それが我を忘れてモンスターを喰おうとしている。
俺たちは腹が減っていた。
魔王の城が近づいてきて、人間の村を出てもう数日が経っていた。
でも、魔王の城は見えず、いつまでも鬱蒼とした森をさまよっていて、瘴気を放つ森の中で食物はなくなり、人間は食べたらよくなさそうな物であふれていた。
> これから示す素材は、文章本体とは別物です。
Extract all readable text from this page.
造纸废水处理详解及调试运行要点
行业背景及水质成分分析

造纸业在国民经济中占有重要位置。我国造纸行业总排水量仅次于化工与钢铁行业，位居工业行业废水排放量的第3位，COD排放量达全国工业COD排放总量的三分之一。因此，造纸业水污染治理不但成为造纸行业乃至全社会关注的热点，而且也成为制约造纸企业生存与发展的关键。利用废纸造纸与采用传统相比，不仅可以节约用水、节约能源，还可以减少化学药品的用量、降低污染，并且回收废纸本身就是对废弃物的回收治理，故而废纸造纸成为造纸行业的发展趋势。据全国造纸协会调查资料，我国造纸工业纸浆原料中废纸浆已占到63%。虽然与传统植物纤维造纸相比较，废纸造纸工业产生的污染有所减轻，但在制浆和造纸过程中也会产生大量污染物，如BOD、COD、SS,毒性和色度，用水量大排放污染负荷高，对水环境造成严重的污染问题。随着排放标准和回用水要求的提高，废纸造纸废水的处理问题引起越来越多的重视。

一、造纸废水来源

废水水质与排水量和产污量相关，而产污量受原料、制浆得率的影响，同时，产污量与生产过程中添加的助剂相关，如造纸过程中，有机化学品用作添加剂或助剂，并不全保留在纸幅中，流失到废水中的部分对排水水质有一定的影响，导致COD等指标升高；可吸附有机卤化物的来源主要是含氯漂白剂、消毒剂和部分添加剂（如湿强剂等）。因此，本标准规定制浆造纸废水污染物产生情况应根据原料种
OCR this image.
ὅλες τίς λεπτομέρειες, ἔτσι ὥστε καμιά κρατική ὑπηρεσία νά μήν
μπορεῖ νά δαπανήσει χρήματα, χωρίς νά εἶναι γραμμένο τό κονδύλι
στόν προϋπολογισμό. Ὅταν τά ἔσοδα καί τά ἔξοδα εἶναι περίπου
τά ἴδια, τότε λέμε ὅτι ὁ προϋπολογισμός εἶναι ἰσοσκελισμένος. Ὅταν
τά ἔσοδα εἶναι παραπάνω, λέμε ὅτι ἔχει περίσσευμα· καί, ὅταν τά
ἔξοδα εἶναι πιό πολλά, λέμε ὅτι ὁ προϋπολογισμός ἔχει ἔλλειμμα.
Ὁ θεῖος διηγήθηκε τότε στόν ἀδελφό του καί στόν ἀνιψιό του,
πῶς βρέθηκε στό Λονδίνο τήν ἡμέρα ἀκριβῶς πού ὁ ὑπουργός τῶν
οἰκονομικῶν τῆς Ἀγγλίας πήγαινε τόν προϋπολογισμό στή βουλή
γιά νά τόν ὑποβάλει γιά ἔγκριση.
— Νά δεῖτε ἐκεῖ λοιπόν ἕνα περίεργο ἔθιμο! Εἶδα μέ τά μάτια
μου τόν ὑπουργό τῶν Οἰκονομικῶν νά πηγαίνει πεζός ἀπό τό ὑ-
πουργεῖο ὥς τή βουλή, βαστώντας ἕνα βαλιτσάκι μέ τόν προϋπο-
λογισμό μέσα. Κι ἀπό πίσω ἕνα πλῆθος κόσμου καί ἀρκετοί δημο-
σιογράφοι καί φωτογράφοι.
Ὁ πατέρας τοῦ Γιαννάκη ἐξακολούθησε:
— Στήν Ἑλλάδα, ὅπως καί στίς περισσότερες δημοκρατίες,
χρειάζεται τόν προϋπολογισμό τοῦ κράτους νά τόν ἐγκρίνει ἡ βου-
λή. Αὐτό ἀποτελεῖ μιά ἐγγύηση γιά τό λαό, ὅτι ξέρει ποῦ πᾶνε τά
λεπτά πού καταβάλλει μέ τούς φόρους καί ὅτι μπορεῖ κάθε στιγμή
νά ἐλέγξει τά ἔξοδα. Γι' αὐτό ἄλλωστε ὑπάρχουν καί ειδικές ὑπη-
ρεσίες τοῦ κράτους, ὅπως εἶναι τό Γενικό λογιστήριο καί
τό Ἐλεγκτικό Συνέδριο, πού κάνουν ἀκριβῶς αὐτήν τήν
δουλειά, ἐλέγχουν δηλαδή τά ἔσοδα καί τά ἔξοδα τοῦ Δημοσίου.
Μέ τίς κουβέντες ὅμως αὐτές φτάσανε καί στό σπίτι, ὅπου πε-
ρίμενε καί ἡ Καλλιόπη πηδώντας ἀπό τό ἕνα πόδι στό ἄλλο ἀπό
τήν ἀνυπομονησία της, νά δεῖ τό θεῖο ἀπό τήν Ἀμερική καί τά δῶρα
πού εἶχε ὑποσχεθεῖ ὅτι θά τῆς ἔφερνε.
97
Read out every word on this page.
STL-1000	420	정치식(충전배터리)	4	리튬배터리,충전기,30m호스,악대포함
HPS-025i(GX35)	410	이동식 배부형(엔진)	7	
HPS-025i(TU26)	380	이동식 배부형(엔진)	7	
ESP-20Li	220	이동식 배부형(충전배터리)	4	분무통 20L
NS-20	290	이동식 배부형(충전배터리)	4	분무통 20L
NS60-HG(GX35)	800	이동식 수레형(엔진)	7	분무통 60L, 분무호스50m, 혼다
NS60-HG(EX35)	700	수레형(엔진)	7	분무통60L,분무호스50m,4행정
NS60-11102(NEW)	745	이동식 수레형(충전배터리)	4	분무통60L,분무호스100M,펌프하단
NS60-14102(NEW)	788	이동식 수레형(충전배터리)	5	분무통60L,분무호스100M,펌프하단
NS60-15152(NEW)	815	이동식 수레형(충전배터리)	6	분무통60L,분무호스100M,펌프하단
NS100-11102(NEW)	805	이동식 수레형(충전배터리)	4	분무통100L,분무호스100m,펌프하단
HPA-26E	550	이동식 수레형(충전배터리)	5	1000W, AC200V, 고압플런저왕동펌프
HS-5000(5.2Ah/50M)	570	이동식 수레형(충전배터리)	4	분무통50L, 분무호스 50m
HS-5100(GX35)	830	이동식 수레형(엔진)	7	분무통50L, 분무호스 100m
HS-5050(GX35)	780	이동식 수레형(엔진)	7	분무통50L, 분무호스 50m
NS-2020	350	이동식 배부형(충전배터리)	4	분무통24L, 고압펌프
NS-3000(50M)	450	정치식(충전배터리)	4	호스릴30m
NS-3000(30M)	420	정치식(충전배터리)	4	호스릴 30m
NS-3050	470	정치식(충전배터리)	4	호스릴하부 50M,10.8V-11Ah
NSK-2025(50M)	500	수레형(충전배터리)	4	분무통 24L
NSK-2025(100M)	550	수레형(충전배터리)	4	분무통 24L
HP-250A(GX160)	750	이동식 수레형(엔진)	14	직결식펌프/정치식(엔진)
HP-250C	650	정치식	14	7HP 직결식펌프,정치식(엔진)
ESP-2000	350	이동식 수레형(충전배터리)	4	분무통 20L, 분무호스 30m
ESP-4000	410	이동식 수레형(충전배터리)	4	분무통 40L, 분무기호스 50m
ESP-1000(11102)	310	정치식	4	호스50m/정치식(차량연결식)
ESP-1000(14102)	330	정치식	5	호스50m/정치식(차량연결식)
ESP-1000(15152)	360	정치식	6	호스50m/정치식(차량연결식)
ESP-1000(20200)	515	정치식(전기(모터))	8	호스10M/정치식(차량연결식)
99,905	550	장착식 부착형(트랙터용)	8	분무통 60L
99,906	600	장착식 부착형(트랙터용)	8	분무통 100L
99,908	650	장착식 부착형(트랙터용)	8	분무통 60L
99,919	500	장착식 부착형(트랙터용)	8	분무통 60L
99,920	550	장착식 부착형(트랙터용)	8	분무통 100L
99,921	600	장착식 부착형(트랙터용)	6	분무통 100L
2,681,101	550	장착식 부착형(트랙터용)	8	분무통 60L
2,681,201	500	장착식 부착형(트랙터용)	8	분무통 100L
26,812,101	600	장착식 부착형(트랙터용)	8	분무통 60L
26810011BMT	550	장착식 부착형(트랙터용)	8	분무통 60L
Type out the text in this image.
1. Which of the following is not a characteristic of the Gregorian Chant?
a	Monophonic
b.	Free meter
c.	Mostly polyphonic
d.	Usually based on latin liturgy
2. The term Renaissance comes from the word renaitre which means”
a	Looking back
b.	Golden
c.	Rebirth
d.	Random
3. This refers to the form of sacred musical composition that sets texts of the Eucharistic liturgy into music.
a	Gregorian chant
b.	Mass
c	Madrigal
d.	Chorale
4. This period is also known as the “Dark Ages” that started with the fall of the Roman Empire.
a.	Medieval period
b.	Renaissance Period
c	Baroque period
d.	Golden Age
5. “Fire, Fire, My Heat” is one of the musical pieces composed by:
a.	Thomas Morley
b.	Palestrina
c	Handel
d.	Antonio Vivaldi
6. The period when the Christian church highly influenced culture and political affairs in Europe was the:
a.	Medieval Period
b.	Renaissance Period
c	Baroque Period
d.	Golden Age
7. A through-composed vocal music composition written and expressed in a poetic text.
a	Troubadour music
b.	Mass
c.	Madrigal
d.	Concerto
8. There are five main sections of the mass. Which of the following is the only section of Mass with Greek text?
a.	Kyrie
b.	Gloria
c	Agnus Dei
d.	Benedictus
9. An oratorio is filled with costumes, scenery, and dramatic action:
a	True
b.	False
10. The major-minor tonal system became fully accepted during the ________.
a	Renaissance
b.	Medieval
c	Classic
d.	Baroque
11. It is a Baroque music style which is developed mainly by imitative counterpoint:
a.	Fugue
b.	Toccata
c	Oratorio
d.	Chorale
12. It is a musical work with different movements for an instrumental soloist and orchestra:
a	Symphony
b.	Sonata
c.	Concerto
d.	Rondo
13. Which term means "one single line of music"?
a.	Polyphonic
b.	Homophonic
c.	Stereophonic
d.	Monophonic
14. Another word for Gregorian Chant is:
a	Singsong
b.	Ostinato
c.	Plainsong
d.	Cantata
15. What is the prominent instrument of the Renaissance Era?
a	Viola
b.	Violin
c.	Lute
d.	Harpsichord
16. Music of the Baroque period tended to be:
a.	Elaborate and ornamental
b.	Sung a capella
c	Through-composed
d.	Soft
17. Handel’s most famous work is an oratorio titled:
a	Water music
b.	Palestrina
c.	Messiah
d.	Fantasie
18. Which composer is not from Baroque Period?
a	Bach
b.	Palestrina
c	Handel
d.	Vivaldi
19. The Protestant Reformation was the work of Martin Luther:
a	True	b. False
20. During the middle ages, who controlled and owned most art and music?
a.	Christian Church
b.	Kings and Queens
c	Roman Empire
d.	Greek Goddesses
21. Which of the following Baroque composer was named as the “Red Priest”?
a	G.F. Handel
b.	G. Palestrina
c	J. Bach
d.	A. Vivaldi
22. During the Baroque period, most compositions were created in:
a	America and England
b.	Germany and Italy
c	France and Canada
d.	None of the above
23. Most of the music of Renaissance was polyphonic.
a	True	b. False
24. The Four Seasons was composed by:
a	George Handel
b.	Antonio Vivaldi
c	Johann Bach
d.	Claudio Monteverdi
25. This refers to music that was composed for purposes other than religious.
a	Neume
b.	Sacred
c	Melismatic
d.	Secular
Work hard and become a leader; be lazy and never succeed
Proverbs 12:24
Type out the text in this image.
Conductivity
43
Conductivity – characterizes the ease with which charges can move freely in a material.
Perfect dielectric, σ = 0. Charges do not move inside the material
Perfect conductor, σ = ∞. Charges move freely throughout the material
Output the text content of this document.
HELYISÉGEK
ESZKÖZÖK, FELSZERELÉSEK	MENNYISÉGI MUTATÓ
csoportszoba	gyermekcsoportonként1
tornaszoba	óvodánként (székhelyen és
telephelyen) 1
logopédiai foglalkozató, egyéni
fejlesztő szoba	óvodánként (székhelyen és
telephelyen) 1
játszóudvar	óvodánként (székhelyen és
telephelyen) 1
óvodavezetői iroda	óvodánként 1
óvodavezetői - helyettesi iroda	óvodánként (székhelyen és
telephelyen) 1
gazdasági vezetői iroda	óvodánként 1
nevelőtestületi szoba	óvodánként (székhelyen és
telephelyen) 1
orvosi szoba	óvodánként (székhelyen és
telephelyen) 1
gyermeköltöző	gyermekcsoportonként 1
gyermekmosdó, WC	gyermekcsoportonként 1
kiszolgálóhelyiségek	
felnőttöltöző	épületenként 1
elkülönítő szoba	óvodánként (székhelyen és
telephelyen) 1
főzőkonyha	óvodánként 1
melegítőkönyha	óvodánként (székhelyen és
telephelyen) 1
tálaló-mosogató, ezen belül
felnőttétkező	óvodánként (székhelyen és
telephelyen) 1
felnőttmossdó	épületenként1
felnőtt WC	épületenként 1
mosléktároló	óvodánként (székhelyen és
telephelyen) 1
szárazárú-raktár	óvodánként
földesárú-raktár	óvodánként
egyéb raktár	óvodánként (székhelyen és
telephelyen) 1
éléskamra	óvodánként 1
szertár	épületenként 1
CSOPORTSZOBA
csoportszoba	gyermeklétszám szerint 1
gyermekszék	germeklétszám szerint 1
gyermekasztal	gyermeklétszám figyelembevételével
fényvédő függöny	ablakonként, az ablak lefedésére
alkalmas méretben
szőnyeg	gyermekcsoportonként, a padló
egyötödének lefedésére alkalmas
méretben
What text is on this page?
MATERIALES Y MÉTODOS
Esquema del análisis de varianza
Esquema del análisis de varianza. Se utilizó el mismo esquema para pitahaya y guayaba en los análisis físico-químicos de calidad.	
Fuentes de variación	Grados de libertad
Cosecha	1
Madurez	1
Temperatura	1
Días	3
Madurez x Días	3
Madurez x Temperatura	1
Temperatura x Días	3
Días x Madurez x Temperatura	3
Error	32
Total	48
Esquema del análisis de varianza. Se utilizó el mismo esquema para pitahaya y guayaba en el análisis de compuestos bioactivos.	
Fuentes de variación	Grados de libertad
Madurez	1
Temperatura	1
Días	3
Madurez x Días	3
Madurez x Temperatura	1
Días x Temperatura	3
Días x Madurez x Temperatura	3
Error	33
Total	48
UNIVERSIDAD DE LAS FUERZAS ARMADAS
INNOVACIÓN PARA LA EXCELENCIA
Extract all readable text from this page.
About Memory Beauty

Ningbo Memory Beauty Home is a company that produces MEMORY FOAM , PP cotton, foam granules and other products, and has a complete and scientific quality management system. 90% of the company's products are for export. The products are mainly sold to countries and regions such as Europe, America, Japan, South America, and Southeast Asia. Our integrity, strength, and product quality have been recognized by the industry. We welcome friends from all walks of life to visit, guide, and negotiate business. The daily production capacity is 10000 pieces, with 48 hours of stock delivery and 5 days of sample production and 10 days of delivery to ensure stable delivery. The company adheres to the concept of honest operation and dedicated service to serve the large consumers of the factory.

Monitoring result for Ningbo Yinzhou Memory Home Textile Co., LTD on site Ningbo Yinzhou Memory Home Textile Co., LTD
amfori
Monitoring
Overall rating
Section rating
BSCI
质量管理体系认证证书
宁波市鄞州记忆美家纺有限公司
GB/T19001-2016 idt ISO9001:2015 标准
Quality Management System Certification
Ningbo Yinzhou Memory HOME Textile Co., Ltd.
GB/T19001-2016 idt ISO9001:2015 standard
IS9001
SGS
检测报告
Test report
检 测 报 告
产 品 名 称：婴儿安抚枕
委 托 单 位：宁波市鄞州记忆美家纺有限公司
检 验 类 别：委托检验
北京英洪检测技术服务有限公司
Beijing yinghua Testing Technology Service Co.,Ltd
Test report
「落ち着け、マホ。これは食い物じゃない! よくみろ、モンスターだ」
俺はモンスターを持って叫んだ。
でも見かけによらず軽い。
モンスターと言うにはサラッとした触感。
「それなら食べれそうな気がする……」
マホがうめくように言う。俺もそんな気に一瞬なった。
しかし、キノコのような形をした物に目鼻が付いているモンスターだった。
こいつは俺らに襲い掛かって来たのだ。
でも、頭は濃い茶色、胴体部分は薄いベージュ。
色合いはキノコである。
少しだけ、美味そうかもと思ってしまった。
死んだような表情は別として、色合いだけ見ると美味しそうかもしれない。
そんなことを思ってしまう自分もいた。
しかし我に返る。
「これはキノコじゃない。顔が付いてて動いて俺たちを攻撃してきただろ」
でも、その記憶もマホのこの奇行の前には朧になっていた。
「いいえ、キノコよ! 顔が付いていようと動いていようと、攻撃してきたってそれはキノコなの」
マホは言い切った。
「き……キノコ?」
まずその言葉に侵されたのはセンリだったのかもしれない。マホを抑える力が弱まったのか、マホはセンリを蹴り倒す。
戦士が魔法使いに蹴り倒された。
ふつうならありえない。けどマホならできる。
「俺一人じゃ、ムリだ……」
マホは暴れ、ソウの手から離れた。
マホが俺に向かって突進して来る。
もう顔が付いてて動くキノコしか見ていない。
「待て、マホ。せめて焼け! 喰うんだったら焼いてからにしろ!」
生のキノコをそのまま食べるのは良くない気がしてそう叫んだ。
焼けばなんかモンスターでも食べられるんじゃないか?
そんな気がした。
すると、ものすごい形相のマホが俺の前で止まった。
「……わかった」
小さくつぶやき、マホはすぐに呪文を唱える。
その呪文を聞いて、俺は慌てて顔がついてて動くキノコをマホの前に置いて逃げた。
「ここで
ある程度離れて叫んだ。
「ファイアーボール!」
間髪入れずにマホが叫ぶ。
それだと消し炭になるんじゃないか? というか、俺も焼く気だったんじゃないのか?
激しい炎が顔がついてて動くキノコを包む。
ひとつだけではなく、側にあった他のキノコも焼かれた。
轟々と燃えて、辺りが熱くなる。
「あれ?」
キノコが焼かれているところから、いい匂いがしてきた。
キノコ独特の、食欲を誘ういい匂いだった。
ほんの少し前まで動いていたキノコ。
顔がついてて動くキノコがそのままの姿でこんがりと焼けた。
それを四人で囲んで見ていた。
マホはそれを手に取り、かじりつく。
そして豪快に食いちぎる。
裂け方がキノコだった。
顔がなければ少し大きいキノコに見えた。
よく食べられるな……。
それが素直な感想だった。
でもマホはそれをむしゃむしゃと食べた。
俺も含めた三人の仲間が見ている前で、美味しそうに……
「う……、うまいのか?」
センリがマホに聞く。
するとマホは食べる手を止め、フッと笑みを浮かべるとコクンとうなずく。
しっかりとコクンと。そしてまた食べる。
それを見たセンリは、一緒に焼かれていた顔がついてて動くキノコを手にする。
「センリ、食べるのか?」
俺が聞くと、センリは苦しそうに顔をしかめる。
「腹、減ってるからな……」
そう言うと、思い切ったようにこんがりと焼けた顔がついてて動くキノコを喰った。ヤケクソのようにかぶりつく。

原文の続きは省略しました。